Rep. Steve Hickey (R-9/Sioux Falls) continues to fight the payday-loan industry's exploitation of South Dakota's working class. He has threatened to shut the usurers down with legislation and a ballot initiative to cap their interest rates at levels that would wreck their abusive business models.
Now Rep. Hickey is offering House Bill 1255, a compromise that he says he crafted in conjunction with the leaders of the usury industry whom he has made so nervous.
HB 1255 does not fix interest rates. Instead, it changes the maximum principal of a payday loan from $500 to $700 or 25% of the borrower's gross monthly income. That's an intriguing free-market compromise: Rep. Hickey would allow usurers to lure folks making more than two grand a month with somewhat larger loans; in return, he would lower the amount for which the payday lenders can get lower-income workers on the hook.
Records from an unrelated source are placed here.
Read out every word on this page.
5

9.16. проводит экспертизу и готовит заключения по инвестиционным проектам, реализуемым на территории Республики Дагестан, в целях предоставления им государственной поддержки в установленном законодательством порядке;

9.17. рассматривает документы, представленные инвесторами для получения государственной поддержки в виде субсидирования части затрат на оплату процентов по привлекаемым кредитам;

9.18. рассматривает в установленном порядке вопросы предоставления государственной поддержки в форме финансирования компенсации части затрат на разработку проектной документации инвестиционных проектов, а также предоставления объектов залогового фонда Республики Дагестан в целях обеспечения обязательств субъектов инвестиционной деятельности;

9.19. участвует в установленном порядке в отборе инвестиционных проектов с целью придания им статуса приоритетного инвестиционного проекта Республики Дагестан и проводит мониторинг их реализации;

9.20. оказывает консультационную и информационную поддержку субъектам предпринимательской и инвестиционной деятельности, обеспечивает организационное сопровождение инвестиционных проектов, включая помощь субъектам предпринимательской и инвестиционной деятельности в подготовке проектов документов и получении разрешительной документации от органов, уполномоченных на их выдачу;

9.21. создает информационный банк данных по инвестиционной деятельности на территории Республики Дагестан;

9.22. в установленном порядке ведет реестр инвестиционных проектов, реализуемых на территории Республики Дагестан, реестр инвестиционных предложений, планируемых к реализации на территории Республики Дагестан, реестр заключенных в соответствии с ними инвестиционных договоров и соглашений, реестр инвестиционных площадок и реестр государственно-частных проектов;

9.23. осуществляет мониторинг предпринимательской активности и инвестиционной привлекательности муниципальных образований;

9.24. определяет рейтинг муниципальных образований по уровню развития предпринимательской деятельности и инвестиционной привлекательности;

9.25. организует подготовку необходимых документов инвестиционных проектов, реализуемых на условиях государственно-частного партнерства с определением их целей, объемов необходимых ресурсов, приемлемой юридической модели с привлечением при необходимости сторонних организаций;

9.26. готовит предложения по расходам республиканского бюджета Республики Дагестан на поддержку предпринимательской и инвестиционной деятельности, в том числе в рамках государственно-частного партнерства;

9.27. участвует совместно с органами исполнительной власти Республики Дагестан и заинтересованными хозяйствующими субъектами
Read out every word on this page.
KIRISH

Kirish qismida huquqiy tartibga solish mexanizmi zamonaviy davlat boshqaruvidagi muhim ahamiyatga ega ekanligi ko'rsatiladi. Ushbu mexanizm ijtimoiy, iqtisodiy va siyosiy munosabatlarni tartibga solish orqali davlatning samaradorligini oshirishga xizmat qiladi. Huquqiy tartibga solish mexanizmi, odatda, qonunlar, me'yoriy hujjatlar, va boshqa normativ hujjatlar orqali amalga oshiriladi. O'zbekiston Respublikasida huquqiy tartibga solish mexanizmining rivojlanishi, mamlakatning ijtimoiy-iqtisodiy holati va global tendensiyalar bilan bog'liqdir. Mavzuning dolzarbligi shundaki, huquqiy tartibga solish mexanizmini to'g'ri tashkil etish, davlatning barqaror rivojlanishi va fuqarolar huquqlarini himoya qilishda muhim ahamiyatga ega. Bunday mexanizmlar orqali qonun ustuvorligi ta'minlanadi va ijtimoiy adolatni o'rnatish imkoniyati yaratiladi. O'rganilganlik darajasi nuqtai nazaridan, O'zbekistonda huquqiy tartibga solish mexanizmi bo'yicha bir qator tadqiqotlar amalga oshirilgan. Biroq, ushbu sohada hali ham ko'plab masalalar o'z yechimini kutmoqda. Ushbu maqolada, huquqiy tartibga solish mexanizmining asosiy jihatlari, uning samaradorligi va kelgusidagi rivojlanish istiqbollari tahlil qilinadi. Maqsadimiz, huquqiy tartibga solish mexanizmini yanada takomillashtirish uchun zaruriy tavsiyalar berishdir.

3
HB 1255 also grants consumers a brief "borrower's remorse" period. If borrowers take a payday loan, sleep off the pitch man's sweet talk, and realize the next morning that borrowing at 391% is a really bad idea, they can hand back the money and cancel the loan that day.
HB 1255 creates a statewide online database, managed by the state Division of Banking, to monitor whether the payday lenders comply with Rep. Hickey's proposals. HB 1255 assesses a transaction fee to pay for the database, which payday lenders will likely pass on to their borrowers. In addition, HB 1255 charges payday lenders five cents for each loan they make to support the consumer credit counseling fund, plus a $750 license fee surcharge to support a new financial literacy education fund... rather like charging the tobacco industry to pay for public education campaigns to get people to stop smoking.
House Commerce and Energy has left this bill on the shelf for over a week. Let's hit the books, Chairman Solum, and start talking about whether HB 1255 does enough to protect South Dakota workers from predatory lenders.